Publication PUBLIÉ LE 11/11/2009 PAR Joël AUBERT

Sortir les oeuvres des musées pour les exposer dans l’espace public : l’intention est louable mais l’aventure parfois risquée. « Les objets d’art ne sont pas autonomes du contexte où ils sont montrés. Lorsqu’ils sont isolés dans la rue, il est difficile d’établir un lien avec le public », rappelle Anne-Laure Boyer, plasticienne bordelaise qui travaille depuis plusieurs années sur la relation entre l’espace urbain et ses habitants. On a pu juger sur pièces : si la concentration des oeuvres sur les quais avait un réel impact sur les visiteurs, celles-ci se sont souvent trouvés bien seulettes lors de leur perégrination dans les quartiers.
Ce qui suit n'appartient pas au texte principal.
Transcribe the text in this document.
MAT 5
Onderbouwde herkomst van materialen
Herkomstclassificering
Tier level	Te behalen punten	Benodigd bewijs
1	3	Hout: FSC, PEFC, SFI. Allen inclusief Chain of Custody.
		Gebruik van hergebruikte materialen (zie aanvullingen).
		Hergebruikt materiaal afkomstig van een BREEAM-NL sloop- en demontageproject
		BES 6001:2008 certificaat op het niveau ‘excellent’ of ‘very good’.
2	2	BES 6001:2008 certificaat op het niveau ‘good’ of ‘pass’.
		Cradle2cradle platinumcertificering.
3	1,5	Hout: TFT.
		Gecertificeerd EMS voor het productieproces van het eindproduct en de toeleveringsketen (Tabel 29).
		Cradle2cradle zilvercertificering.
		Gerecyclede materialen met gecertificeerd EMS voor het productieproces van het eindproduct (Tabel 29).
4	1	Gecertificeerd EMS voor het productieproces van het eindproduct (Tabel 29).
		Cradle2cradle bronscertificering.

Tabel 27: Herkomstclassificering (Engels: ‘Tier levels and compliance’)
Ainsi le « Haut parleur » à bulles de Kristina Solomoukha est resté inaperçu devant le Simply Market des Aubiers tandis que la boutique politico-sportive de Democratia a fait chou blanc au marché des Capucins : constatant que ce n’étaient pas de « vraies » écharpes des Girondins qui étaient en vente, les curieux tournaient simplement les talons, sans rien demander de plus.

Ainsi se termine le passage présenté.